Frank Thomas, as many golf nuts know, is the former technical director of the USGA. For over a quarter-century he conducted or oversaw the testing of new golf clubs, balls, grips and accessories. With this book, the man who invented graphite shafts (for more on Thomas, visit www.franklygolf.com) details equipment evolutions in an attempt to determine whether the game has benefited and is better for the changes; its subtitle is "The Evolution of Golf Equipment Rules."

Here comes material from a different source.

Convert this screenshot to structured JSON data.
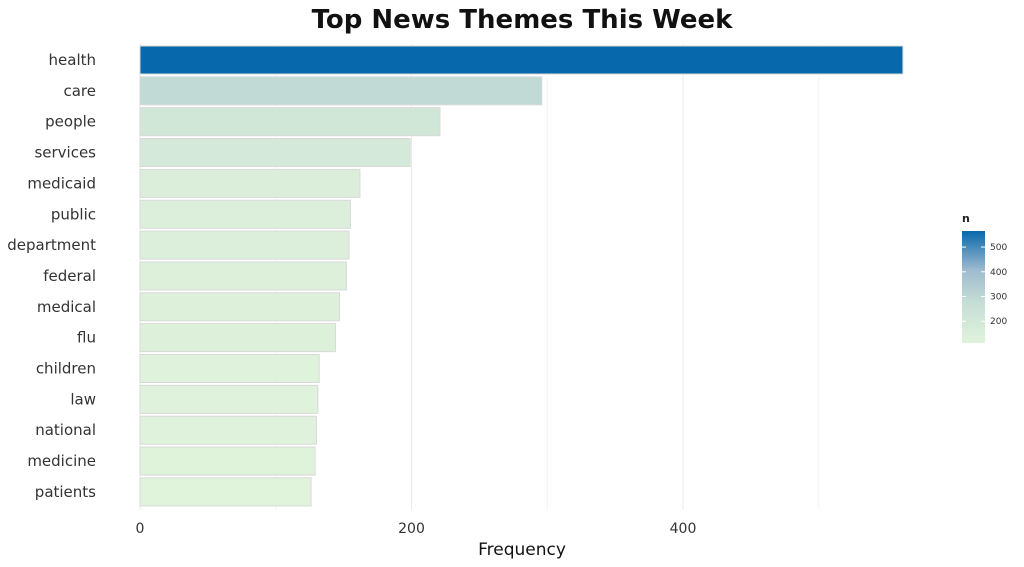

Thomas does this by going back to golf's earliest days - and tools of the trade, taking readers through the intervening decades to where we are today with Space Age technology propelling solid-core balls distances unforeseen even 20 years ago. He documents the rules associated with the advancements, and even offers an appendix for chronological reference. For golf equipment aficionados, this is the book for you.

"From Sticks and Stones" by Frank Thomas, with Valerie Melvin, Frankly Publications, 2011, 228 pages, $24.95, ISBN 987-0-615-46171-7.

"Great Golf" - Edited by Danny Peary and Allen F. Richardson

This well-illustrated book is an anthology of a different sort. Instead of offering up golf quotes and equipment advances, it provides "Game-Changing Tips from History's Top Golfers," according to the subtitle. Arranged in four parts - Pre-Swing Fundamentals, The Swing, The Short Game and Shotmaking, it gives reassuring homage to such long-ago champions like Jim Barnes, Walter Hagen, Bobby Jones, Willie Park, Jr. and James Braid, while also covering such contemporary instructors as Dave Pelz, David Leadbetter and Jim McLean.

I really like how the book is designed; it offers a variety of graphic touches that allows clear access to pointers by great players for identifying and correcting a problem, or getting back in touch with a swing fundamental. Instead of having your mind befogged by the myriad tips in your monthly golf magazine, this book might be the source of that long-sought "secret."

"Great Golf," Edited by Danny Peary and Allen F. Richardson, Triumph Books, 2012, 284 pages, $14.95, ISBN 978-1-60078-672-3.

"The World Almanac for Kids 2013" - Various Contributors

Though not at all a golf book - in fact, only page is devoted to the sport, this eye-catching compilation should keep your children or grandchildren entertained and away from their iPads for awhile. A perfect-bound book with a spine, it's designed like a brightly-colored magazine, with "chapters" being individual pages that cover a broad range of subjects - most not sports-related - too numerous to list here.

Obviously trying to reach kids with brief attention spans, the content is nonetheless quite good and I'm sure they'll glean informational tidbits which could lead them, if not to an appearance on "Jeopardy!," perhaps to a Q&A that will stump adults. If you have a non-golf-playing youngster in your life, this book will help them while away some leisure time in a fun and educational way.

"The World Almanac for Kids 2013," Various Contributors, 2013, World Almanac Books, 352 pages, $13.99, ISBN 9-781600-571671.

Jeff Shelley is the editorial director of Cybergolf.